Before a packed room, project director Jim Frogue opened the event, welcoming representatives from state and federal government, as well as those from the private sector. The event was designed to inform dialogue and policy relating to the importance of health providers making quality and pricing information available to consumers. Participating speakers included CHT Founder Newt Gingrich, U.S. Senator Tom Coburn (R-OK), Congressman Pete Sessions (R-TX), and Roy Ramthun, Special Assistant to the President for Health Policy. Galen Institute founder Grace-Marie Turner moderated the day’s activities, and the event also featured a panel of experts, including Dr. Merrit Quarum, CEO of Qmedtrix; Dr. David MacDonald of Liberty Health Group; and Raj Bal, Executive VP, Individual Markets, Assurant Health.
Below is a brief synopsis of the issues discussed by the speakers and panelists. (Also, please note that Speaker Gingrich and Jim Frogue co-authored an op-ed on the issue of health transparency – “Sticker Shock Could Help with Healthcare Costs,” originally published March 8 in The Hill.)
Roy Ramthun- Special Assistant to the President for Health Policy-Mr. Ramthun presented the Administration’s support for injecting transparency into the health system, noting that President Bush envisions all medical providers being able and willing to post their prices publicly. He also noted that the President expects collaboration between government and industry on these issues, saying that the government will ask the insurance companies with whom they contract to disclose fees to enrollees.
Senator Tom Coburn- Senator Coburn articulated passionately the need to bring market forces to bear on the health system, calling for less government restrictions and more competitive innovation. Sen. Coburn said that healthcare should place the patient first, and that there is “no way to fix healthcare by tinkering on the edges [of the system].” He asserted that transparency and competition will advance healthcare as they have the rest of our economy.
Speaker Newt Gingrich- Speaker Gingrich proposed that creating a 21st Century Intelligent Health System requires as a precondition transparency of health pricing and quality. Citing an AHIP poll that shows 93% of Americans believe they should have access to price and quality information before making health-care decisions, Speaker Gingrich said healthcare should follow the lead of other industries in moving toward more open pricing and marketing models, particularly through use of the Internet. “Better health is actually cheaper,” said the Speaker, citing data available on Right-to-Know website resources such as MyFloridaRx.com and FloridaCompareCare.com.
Congressman Pete Sessions- Representative Sessions thanked Newt for his extensive work on health issues, and described his position that consumers must have access to accurate price information before they can make rational health decisions. Congressman Sessions has introduced a bill in the US House of Representatives that promotes transparency and requires reporting.
Dr. Merrit Quarum, Qmedtrix- Dr. Quarum argued that transparency will move the health system toward a point where there is true insurability for all Americans, noting that the financial cost-drivers in insurance aren’t for insurability: “What we have now are health benefit administrators, not health insurers.” He called for hospitals to reveal their pricing logic so that consumers can play a key role in reducing health costs.

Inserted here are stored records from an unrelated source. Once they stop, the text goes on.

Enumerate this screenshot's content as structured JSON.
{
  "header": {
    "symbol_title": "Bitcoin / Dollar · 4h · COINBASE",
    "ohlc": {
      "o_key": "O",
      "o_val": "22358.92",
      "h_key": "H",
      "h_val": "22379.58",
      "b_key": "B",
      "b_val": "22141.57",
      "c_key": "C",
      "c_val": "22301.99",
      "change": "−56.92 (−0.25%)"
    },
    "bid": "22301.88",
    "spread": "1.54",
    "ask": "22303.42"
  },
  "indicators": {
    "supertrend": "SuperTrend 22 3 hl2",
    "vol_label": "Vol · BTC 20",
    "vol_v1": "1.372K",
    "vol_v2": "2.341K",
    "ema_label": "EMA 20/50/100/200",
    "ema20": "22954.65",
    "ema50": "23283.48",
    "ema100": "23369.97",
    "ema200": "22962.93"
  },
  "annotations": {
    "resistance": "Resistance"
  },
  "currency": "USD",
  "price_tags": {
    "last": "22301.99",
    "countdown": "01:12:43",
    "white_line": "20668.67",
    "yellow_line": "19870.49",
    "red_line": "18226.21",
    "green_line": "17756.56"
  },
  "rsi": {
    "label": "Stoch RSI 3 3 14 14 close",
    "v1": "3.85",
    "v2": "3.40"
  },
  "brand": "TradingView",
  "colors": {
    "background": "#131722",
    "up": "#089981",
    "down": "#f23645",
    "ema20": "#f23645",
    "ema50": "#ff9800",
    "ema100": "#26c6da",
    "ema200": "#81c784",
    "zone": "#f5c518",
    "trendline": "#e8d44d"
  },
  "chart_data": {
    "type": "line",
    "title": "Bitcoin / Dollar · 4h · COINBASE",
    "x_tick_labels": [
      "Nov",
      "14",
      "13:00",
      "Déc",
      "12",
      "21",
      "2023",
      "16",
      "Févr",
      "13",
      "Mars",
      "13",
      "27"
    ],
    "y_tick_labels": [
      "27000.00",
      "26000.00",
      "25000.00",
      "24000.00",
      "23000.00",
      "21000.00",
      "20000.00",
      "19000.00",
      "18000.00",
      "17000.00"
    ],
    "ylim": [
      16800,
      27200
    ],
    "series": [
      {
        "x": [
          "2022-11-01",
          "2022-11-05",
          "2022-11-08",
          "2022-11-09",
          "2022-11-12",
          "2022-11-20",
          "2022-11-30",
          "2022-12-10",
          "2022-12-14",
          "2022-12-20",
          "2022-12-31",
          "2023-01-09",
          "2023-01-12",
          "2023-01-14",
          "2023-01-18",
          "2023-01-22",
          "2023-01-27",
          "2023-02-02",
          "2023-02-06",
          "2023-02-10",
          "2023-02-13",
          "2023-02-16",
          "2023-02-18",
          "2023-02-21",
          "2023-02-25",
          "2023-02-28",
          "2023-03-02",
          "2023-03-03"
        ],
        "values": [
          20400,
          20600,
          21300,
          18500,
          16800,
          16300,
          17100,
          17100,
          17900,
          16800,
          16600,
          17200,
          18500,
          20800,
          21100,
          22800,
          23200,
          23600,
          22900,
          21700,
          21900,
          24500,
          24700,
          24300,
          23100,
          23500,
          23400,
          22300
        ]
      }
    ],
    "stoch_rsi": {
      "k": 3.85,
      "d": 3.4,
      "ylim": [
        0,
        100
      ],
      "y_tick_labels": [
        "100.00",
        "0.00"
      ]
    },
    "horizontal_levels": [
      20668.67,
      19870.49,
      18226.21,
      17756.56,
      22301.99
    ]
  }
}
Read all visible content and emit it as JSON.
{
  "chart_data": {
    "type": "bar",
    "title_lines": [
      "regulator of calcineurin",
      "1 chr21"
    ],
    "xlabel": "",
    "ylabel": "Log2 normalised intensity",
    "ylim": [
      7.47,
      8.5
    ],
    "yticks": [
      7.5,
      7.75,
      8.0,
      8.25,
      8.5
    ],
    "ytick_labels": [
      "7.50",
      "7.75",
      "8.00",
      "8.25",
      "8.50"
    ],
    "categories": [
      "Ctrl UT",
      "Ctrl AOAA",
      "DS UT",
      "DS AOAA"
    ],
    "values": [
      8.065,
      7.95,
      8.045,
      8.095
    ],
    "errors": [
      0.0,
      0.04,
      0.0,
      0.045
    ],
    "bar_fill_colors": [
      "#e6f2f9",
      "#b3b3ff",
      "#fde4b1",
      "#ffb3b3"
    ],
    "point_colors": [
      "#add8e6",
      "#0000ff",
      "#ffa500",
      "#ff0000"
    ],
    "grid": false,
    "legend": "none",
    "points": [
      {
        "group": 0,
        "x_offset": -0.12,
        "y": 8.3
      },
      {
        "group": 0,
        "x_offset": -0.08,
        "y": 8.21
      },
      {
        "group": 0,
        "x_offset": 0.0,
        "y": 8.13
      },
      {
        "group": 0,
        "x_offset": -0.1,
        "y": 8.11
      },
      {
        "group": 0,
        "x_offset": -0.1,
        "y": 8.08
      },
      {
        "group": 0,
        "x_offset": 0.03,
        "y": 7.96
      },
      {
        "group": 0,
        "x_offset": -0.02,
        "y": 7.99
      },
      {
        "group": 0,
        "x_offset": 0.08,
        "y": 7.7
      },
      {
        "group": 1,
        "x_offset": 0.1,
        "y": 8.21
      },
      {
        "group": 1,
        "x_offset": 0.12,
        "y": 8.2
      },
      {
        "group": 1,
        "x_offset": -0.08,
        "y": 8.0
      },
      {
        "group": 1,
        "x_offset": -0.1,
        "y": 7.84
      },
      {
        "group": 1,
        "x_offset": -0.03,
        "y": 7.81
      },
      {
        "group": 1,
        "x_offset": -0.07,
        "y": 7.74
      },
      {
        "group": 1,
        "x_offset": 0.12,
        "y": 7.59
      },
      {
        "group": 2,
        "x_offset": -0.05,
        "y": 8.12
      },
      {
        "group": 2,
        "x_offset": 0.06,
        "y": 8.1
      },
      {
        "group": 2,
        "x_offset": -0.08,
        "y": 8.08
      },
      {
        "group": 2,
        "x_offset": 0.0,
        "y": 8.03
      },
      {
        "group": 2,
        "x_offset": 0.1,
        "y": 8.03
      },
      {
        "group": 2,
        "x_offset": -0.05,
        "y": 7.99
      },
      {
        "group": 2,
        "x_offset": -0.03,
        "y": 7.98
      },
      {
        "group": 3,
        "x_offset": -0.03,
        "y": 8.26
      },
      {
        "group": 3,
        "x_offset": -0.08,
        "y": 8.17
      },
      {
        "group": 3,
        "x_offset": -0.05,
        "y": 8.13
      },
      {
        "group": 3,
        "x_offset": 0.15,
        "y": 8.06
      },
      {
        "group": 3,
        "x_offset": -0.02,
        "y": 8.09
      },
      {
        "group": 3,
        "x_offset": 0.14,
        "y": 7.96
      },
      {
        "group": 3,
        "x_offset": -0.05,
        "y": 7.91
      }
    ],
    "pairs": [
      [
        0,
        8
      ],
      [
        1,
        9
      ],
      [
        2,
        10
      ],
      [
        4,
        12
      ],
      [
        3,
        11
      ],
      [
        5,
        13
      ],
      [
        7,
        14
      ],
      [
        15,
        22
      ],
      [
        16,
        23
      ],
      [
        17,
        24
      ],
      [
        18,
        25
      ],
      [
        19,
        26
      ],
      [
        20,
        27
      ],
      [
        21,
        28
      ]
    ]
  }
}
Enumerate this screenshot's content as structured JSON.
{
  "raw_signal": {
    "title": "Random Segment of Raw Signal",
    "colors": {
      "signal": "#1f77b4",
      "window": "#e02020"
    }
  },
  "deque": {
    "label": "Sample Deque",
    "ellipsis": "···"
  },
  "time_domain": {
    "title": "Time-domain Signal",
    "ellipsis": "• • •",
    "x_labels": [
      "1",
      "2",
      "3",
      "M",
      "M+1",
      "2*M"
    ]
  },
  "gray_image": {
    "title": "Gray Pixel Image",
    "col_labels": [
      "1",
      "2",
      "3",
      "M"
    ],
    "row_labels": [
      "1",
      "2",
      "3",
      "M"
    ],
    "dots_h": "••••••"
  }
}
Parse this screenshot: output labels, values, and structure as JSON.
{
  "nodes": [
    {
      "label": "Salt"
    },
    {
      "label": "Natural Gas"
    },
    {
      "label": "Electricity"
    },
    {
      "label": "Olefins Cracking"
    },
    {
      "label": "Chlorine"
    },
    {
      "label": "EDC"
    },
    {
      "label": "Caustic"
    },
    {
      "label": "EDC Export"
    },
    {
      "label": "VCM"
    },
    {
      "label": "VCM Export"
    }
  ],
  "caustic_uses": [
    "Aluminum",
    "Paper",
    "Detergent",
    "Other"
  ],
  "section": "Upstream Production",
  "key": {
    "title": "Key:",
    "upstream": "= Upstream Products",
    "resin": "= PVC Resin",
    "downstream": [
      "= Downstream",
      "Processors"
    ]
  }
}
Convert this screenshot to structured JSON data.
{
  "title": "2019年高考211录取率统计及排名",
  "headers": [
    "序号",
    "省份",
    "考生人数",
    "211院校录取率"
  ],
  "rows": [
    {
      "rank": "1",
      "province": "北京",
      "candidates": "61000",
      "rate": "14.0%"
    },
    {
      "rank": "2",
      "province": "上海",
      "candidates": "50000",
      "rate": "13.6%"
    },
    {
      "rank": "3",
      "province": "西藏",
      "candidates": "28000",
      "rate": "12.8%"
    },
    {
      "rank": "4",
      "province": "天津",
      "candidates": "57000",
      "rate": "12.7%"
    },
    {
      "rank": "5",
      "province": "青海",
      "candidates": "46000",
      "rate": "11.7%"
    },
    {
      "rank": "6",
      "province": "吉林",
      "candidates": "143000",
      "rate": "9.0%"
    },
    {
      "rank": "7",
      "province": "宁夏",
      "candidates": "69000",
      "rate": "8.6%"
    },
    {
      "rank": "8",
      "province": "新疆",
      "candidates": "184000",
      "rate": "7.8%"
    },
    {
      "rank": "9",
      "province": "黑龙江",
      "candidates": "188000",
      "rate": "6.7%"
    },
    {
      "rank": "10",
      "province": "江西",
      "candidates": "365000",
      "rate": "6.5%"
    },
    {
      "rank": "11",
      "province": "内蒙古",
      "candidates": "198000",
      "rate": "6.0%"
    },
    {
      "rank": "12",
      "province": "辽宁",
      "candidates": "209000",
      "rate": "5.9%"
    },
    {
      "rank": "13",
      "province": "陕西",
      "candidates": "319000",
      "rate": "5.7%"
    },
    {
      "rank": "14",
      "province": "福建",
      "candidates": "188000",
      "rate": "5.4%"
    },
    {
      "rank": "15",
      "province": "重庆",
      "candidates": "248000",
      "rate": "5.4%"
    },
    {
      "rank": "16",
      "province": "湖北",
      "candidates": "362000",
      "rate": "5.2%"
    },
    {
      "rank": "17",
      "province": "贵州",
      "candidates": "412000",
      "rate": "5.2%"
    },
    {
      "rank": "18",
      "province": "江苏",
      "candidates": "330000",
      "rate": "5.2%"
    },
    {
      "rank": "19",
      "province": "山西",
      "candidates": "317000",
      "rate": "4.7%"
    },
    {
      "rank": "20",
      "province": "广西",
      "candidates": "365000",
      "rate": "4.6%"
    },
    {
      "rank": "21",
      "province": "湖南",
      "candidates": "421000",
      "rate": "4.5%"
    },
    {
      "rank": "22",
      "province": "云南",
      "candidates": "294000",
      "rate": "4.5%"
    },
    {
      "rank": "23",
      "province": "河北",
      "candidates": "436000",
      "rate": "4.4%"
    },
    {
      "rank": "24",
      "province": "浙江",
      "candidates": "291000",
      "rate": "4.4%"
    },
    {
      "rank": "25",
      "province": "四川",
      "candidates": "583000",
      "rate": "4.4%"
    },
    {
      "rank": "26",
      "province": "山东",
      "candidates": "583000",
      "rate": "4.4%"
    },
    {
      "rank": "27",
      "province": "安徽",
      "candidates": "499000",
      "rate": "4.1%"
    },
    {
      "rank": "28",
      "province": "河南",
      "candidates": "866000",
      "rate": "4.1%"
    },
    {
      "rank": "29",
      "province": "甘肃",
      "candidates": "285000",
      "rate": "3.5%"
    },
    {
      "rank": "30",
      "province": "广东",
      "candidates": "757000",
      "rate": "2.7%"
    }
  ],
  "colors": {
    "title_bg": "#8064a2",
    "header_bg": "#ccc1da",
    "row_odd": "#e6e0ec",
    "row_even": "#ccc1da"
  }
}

Dr. David MacDonald, Liberty Health Group- Dr. MacDonald said that healthcare costs should parallel other costs in society, and that innovation should be encouraged and rewarded. Citing examples of how the free market can drive down costs and improve access to better quality care, Dr. MacDonald said transparency in health quality and pricing information would allow consumers to have a bigger stake in their healthcare.
Raj Bal, Assurant Health- Representing the insurer that sold the first HSA, Mr. Bal recalled how the expansion of health management organizations in the 1980’s and 1990’s “eliminated consumers’ skin in the game [of healthcare].” But now that consumer-driven healthcare has arrived, consumers need transparency in health information, asserting that people not only need this information, “but they also have a right to it.” “Healthcare consumers are re4ally frustrated today – it’s the only business where the buyer, the seller and the payer (the insurer and/or financer) have no idea what the services cost at the time that they are purchased.”